Pick some other women – young women or new converts – call or visit them once a week, study with them, advise them, help them be better wives and mothers. Visit elderly people and widows. Cheer them up and help them. Study the Bible with a neighbor. Why should anyone be bored when there is so much to do?

The example of Dorcas shows the good that can come from the influence of a godly woman.

The story is told of a young girl who died. Other children wanted to write an epitaph for her tombstone. They wrote: “It was easier to be good when she was around.” This is what it means to let men see our good works.

What about your influence? When you are around, do you make it easier for people to be good? Are other people encouraged to be better people when they observe your life?

(1 Timothy 5:9,10; Proverbs 22:1; 1 Timothy 4:12; Philippians 2:15; 2 Kings 15:3,34; John 13:15; 2 Corinthians 8:21; Titus 2:7,8; 1 Peter 2:12, 21f; Hebrews 10:24; 11:4; 1 Peter 3:1,2)

Let Men Glorify Your Father
(Do not Shame Your Father and Do not Glorify Self)

Some People Do Good to Receive Praise of Men.

Matthew 6:1 – Some people do good works only when it leads people to praise them. We must do good but for the purpose of pleasing God (verse 1).

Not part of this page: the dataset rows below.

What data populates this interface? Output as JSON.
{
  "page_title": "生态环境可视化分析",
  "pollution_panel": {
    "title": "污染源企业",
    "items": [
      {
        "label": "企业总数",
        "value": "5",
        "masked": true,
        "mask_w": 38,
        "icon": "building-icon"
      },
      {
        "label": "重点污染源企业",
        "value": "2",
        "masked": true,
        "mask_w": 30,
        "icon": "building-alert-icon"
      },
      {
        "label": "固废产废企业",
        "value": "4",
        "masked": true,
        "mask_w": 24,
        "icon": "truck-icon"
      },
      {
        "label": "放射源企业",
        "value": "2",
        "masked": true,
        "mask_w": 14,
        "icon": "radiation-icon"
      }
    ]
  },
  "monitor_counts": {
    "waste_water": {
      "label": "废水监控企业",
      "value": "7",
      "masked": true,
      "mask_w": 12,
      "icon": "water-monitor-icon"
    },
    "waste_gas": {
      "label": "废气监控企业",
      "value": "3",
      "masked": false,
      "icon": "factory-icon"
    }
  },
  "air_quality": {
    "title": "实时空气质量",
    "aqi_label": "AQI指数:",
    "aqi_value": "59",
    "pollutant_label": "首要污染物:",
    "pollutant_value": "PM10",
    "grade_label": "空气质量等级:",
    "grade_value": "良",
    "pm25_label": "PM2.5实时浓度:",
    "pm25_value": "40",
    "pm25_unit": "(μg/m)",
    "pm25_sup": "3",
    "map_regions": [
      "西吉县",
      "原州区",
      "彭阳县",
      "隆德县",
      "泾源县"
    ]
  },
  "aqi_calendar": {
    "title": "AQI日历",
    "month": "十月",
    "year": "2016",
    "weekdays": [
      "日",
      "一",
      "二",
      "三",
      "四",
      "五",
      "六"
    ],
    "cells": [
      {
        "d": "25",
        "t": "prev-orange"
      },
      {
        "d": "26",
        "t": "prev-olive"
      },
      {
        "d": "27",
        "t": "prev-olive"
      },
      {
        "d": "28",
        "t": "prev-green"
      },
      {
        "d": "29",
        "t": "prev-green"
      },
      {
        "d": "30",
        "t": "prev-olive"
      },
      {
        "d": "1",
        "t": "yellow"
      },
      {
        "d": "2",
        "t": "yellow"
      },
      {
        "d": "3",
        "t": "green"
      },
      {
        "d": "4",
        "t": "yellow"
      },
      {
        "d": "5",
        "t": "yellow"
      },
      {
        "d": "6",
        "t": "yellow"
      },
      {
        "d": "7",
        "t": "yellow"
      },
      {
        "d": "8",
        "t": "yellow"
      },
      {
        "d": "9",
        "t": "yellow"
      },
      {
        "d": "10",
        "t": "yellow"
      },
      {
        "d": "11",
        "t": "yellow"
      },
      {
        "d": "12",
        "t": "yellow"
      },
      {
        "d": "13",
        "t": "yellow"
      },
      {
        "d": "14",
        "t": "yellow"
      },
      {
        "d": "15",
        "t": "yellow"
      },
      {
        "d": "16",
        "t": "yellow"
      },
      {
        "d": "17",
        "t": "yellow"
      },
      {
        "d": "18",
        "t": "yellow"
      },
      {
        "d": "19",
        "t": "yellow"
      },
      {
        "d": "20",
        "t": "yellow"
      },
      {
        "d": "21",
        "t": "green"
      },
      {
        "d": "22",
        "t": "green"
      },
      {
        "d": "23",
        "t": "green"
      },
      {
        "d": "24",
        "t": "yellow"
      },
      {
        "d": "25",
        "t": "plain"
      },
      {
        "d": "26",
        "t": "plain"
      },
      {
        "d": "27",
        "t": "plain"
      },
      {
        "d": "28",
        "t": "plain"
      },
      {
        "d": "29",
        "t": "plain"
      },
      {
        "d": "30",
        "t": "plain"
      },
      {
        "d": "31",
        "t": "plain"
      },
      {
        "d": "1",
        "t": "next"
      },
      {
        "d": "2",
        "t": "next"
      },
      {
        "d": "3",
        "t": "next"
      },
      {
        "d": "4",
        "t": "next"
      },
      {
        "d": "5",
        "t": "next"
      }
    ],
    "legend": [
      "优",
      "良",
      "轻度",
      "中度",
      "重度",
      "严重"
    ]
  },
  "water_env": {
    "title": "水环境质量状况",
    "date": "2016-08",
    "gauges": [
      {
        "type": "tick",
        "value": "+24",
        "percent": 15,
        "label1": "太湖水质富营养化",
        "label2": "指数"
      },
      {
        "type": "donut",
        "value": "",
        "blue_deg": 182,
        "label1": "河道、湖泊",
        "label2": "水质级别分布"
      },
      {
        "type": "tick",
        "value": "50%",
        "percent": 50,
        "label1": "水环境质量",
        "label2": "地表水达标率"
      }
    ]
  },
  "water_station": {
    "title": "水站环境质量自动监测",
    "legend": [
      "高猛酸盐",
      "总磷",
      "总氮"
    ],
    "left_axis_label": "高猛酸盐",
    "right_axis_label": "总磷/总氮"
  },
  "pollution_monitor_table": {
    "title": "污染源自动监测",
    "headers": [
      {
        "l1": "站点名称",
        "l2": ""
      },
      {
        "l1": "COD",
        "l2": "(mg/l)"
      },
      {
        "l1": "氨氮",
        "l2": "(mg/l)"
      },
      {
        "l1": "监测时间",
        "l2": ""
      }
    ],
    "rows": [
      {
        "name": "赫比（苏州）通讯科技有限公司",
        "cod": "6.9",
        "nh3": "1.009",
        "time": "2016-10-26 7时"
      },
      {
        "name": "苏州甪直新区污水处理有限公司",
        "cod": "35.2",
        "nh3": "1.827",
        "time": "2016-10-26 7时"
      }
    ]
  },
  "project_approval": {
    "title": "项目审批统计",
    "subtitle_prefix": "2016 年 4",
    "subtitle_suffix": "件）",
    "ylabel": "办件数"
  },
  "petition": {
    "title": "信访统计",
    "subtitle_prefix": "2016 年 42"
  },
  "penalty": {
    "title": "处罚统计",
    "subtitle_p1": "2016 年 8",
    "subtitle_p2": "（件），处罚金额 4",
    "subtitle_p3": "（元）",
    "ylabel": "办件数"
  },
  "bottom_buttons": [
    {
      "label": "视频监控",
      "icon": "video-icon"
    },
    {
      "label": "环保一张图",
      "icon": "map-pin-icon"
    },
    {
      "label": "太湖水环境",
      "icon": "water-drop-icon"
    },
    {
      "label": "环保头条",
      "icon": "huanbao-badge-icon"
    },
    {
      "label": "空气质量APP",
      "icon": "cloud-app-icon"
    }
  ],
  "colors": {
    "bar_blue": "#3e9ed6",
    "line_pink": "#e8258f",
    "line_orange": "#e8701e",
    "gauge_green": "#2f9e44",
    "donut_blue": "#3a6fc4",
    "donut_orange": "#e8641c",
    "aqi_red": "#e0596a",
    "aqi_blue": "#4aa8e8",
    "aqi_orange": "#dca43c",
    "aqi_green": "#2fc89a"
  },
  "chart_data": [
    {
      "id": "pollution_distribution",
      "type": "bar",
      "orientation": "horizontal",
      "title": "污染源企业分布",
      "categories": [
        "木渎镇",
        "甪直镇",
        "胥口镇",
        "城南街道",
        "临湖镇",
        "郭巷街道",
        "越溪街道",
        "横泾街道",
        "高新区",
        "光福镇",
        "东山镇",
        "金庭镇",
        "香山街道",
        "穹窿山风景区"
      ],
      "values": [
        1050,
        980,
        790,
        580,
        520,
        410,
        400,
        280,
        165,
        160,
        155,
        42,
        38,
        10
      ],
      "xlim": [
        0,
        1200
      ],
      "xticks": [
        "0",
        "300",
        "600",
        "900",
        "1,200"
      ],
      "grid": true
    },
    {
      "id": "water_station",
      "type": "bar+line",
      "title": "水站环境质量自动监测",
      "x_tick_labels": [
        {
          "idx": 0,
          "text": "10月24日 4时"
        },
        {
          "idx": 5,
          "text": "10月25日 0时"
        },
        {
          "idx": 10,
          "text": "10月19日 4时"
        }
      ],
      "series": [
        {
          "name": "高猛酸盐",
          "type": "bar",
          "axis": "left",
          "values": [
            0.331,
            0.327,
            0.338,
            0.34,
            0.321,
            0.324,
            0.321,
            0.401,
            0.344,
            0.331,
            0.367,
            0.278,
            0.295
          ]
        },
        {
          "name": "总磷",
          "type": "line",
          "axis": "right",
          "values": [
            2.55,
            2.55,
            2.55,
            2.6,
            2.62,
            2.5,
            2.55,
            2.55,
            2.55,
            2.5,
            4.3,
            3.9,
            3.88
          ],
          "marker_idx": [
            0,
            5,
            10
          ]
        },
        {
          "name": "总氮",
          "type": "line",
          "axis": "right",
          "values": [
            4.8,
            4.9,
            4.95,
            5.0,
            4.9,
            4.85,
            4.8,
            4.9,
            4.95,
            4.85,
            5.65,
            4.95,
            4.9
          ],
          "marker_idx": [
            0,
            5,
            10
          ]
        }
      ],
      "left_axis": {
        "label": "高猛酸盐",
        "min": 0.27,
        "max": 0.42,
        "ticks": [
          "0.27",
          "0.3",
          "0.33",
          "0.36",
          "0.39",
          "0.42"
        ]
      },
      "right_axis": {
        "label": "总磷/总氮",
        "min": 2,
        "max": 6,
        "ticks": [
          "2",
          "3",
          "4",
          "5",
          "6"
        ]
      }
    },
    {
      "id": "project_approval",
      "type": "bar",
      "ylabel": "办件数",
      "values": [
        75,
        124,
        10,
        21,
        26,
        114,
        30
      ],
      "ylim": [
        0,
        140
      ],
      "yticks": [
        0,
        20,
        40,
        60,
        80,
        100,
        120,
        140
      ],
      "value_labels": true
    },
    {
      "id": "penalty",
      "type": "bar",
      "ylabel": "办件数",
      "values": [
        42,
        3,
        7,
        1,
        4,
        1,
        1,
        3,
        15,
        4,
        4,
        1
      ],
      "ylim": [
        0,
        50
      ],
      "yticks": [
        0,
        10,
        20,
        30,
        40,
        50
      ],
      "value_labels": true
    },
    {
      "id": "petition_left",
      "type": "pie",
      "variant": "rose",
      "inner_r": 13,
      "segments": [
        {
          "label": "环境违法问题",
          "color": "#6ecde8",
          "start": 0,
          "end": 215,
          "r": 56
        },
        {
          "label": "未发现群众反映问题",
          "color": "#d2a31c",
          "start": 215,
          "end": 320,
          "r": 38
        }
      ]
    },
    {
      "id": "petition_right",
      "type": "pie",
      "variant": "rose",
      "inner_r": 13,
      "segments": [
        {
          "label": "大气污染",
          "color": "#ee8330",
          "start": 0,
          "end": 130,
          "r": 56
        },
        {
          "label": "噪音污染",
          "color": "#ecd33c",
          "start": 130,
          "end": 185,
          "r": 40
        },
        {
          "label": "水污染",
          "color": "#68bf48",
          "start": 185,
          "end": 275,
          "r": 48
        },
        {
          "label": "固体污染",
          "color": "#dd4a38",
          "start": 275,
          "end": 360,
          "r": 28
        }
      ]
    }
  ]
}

Verses 2-4 – Some people give money only if people will honor them: a building named after them, a plaque on the wall, or their picture in the paper. Jesus said do not let one hand know what the other does. If there is no good reason for other people to know, keep it quiet.

Verses 5-8 – Likewise, some people pray only in church meetings or other places where people can observe them; then they pray a long, eloquent prayer. Is the motive to glorify God or to receive praise from people?

The same is true for all good works. If a work needs to be done, do we do it even if few people will know? Do we try to help others find out what good we do? If others do find out, what makes us happy: that people praise us or that God is pleased and people give Him glory?

The Way We Live Reflects on Our Father.

A city set on a hill cannot be hidden. If you live right, people will know. You do not have to tell them. If we do not live right, people will probably find that out too.

2 Samuel 12:14 – David’s sin with Bathsheeba gave God’s enemies cause to blaspheme. The same is true of our conduct.

1 Timothy 6:1 – Servants should count masters worthy of honor that the name and doctrine of God not be blasphemed. When Christians on the job are lazy, disrespectful, complaining, trying to get by without working diligently, people think, “He says he’s a Christian, but you’d never know by the way he acts.” But a loyal, hard-working employee leads people to appreciate the value of being a Christian.

Romans 2:23,24 – When Christians tell others what to do but do not live the life themselves, God is dishonored and His name blasphemed. When people have witnessed such a member’s life, other Christians will find it almost impossible to convert them.

1 Peter 2:12 – On the other hand, if we do live good lives, people may try to find fault; but when instead they see our good works, they will be led to glorify God.

You do have an influence, either good or bad. When people see your conduct, are they led to glorify God and want to serve Him better, or are they driven away from God and led to think they are just as well off in sin?

(Titus 2:4,5; 1 Corinthians 10:31; Isaiah 52:5)


Runners traditionally carry the Olympic torch as it burns. This practice originated in a race in ancient Greek. Men ran the race carrying lighted torches. To win the race, a runner not only had to cross the finish line, he had to cross with his light still burning. Many Christians start out serving God with great zeal but they let their light burn out.

Sooner or later all of us will cross the finish line of life. When your time comes, will your light still be giving glory to the Father?